德文看了看她,可能是由於他母親的緣故,不同於家裡其他人的黑發,阿卡有著一頭皎潔的白發,和更加白皙的皮膚,略顯病態的柔弱。
德文見到她的第一眼就懷疑她到底是不是大伯親生的,因為她實在是和帕裡帕奇奧家族的人長得差別大了點。
我的天,維爾弗雷多不會被綠了吧......
不過這些事情德文也就是在腦子裡想想,前世的醫學常識在這兒可不適用。沒見著自己還有七個半獸人弟弟妹妹嘛?
他對阿卡笑笑說道:“巧了,我也是來偷魚子醬的,這麽說來咱倆是共犯。”
肯茜從他懷裡跳了下來,快速的把剩下的兩罐還沒打開的魚子醬都扒拉進懷裡,但她不好拿,便讓德文幫她拿著。

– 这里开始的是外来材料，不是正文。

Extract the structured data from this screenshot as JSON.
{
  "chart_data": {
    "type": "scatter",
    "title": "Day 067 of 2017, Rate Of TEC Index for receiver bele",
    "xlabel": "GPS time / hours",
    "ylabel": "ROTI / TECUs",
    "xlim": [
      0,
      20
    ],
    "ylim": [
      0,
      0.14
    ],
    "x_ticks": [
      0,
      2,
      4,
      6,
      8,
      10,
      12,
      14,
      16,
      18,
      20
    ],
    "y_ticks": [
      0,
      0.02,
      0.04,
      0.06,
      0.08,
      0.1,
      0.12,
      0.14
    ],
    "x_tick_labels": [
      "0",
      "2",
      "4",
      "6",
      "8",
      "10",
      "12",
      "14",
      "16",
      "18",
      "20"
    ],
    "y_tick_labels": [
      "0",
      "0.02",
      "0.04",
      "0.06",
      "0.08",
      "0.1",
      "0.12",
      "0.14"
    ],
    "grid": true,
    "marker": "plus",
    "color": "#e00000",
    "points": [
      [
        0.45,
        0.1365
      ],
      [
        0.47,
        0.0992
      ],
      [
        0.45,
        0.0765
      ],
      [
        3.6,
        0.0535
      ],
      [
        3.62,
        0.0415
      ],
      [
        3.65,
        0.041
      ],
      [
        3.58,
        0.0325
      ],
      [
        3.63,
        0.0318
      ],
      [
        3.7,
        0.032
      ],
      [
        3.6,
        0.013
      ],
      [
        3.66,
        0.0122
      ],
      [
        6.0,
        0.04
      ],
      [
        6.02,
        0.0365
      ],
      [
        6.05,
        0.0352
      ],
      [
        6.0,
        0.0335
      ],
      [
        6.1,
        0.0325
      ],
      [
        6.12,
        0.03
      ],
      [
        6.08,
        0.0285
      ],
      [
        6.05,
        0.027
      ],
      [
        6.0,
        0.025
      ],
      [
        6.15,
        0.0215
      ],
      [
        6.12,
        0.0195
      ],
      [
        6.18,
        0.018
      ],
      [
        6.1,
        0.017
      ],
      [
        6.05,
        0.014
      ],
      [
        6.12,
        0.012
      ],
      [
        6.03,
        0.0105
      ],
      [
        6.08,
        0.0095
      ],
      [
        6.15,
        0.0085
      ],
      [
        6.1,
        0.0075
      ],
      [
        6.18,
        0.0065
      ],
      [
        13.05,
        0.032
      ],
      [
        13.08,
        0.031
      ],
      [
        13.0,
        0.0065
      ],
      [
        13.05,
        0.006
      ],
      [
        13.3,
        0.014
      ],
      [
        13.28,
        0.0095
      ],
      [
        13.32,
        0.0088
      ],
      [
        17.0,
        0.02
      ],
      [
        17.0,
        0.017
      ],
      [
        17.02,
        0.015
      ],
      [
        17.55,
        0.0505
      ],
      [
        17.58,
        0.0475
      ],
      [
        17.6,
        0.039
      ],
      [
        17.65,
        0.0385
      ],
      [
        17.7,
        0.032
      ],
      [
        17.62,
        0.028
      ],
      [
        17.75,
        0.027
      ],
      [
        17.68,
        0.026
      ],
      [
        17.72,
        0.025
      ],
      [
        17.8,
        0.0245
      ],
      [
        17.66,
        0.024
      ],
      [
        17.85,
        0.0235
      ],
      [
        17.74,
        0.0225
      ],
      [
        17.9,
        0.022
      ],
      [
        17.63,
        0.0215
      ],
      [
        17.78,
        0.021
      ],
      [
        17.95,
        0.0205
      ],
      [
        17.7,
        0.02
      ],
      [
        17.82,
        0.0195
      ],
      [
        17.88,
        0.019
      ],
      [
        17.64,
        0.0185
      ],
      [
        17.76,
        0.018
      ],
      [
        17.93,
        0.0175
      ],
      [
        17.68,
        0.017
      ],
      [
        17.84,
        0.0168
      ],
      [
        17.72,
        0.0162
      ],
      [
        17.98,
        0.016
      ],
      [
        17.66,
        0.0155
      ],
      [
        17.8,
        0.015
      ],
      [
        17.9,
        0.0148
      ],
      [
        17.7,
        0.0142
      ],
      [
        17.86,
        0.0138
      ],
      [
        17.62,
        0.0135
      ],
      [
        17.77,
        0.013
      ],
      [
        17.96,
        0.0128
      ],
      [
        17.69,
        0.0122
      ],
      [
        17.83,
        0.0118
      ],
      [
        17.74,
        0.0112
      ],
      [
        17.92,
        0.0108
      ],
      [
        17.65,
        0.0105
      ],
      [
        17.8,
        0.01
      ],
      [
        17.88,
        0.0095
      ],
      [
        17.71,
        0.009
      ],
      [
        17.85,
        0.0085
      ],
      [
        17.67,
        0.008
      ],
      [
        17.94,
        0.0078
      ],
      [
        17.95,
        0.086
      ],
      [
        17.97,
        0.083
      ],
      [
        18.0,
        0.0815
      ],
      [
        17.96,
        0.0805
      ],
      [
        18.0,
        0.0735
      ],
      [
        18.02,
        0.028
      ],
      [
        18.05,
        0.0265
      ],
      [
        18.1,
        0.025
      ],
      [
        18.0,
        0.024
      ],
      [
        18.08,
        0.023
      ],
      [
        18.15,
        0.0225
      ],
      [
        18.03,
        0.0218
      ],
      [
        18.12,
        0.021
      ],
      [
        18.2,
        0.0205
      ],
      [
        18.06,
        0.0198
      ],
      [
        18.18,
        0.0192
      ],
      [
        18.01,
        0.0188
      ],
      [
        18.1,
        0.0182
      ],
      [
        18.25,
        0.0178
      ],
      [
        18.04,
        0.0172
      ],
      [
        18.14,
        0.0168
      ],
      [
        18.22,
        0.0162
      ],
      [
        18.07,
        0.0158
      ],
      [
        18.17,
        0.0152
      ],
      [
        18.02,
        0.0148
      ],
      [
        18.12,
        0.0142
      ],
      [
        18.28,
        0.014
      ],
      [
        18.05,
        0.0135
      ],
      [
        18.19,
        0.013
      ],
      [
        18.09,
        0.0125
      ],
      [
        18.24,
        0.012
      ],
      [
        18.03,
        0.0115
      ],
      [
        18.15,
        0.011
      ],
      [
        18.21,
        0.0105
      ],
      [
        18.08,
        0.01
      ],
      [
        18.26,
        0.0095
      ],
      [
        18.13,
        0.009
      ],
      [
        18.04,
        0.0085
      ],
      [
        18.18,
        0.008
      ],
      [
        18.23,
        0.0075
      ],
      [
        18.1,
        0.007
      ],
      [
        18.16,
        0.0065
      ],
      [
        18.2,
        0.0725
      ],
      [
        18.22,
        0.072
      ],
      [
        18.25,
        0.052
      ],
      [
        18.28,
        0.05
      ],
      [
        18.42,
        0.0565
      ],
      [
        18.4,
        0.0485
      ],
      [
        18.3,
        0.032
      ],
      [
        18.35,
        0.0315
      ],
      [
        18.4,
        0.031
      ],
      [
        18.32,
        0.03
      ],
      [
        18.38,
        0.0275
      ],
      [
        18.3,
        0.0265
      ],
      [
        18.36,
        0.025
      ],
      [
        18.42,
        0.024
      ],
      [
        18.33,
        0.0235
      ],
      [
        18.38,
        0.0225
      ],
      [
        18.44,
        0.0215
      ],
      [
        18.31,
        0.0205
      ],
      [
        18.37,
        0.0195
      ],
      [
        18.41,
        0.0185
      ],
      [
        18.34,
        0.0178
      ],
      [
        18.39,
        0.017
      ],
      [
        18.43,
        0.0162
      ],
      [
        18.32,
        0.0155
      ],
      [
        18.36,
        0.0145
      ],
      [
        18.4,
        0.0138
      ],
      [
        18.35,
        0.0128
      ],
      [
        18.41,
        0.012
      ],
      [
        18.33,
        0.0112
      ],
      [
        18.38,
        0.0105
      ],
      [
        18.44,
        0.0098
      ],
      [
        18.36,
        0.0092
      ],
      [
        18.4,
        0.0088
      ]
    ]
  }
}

德文把沒開的其中一罐遞給阿卡,又把她手裡那已經打開的一罐要過來給了肯茜。
肯茜瞥了瞥嘴,沒多說什麽,趴著吃了起來。
阿卡紅著臉向德文和肯茜道謝,之後像受了驚的兔子一般跑了。
德文順手抓了肯茜幾下,把一手貓毛拍到地上,留下她的作案痕跡,省的誣陷了別人。
小少爺和肯茜大爺上廚房偷點東西吃嘛,抓住了是挺丟臉,只要沒抓住,就不是什麽大事兒!
他抱著肯茜緩步往回走,突然,聽到了走廊那頭兩個男孩的談話聲。
“哥,你倒是像個辦法給瑪蒂娜一個教訓,瞧瞧她那趾高氣揚的樣子......”
是莫頓和艾爾通。
聽到要給瑪蒂娜教訓,德文也不知自己是怎麽想的, 鬼使神差的抱著肯茜躲了起來。
“多虧了德文今天幫忙說話,否則阿卡說不定能直接在桌子上被氣哭。”莫頓接著說道。
“你以為那個德文是什麽好人?哼,全家恐怕屬他最虛偽。”艾爾通憤憤不平,“明明是父親替他留在的帝都,現在可倒好,瞧瞧祖父的意思,咱們能回來竟然成了他的功勞?”
“祖父當年本就有把爵位給小兒子的想法,幸虧那短命鬼死得早。”艾爾通繼續說道,“可是現在,老大和老二那兩個傻子,還有父親,竟然都看不出德文笑裡藏刀的真面目,你看著吧,這個爵位恐怕最後咱們誰也撈不著,反而會落到他的手裡。”
肯茜騰地一下就跳到了地上,氣的大聲吼道:“誰稀罕這個破爵位!”
“康熙!”德文在後面喊道。
“你,你竟然偷聽我們說話?”莫頓驚訝地看著德文:“虧我還覺得你是什麽好人,果然和艾爾通說的一樣,卑鄙小人。”
德文張了張嘴,不知道該說些什麽,是向他解釋自己為什麽會聽牆角?這也沒什麽好解釋的。
肯茜氣得發抖,她可不管這麽多,後足發力就跳到了莫頓臉上,把利爪伸了出來,狠狠地撓在莫頓臉上,莫頓臉上登時便鮮血直流,他倒在地上痛苦的大叫。
“肯茜!”德文又驚又怒,沒有再用“康熙”這個昵稱喚她。
德文連忙把肯茜抱了起來,她在德文懷裡還張牙舞爪地撲騰著。
莫頓滿臉鮮血,趴著地上如殺豬般嚎叫著,驚動了城堡離得其他人。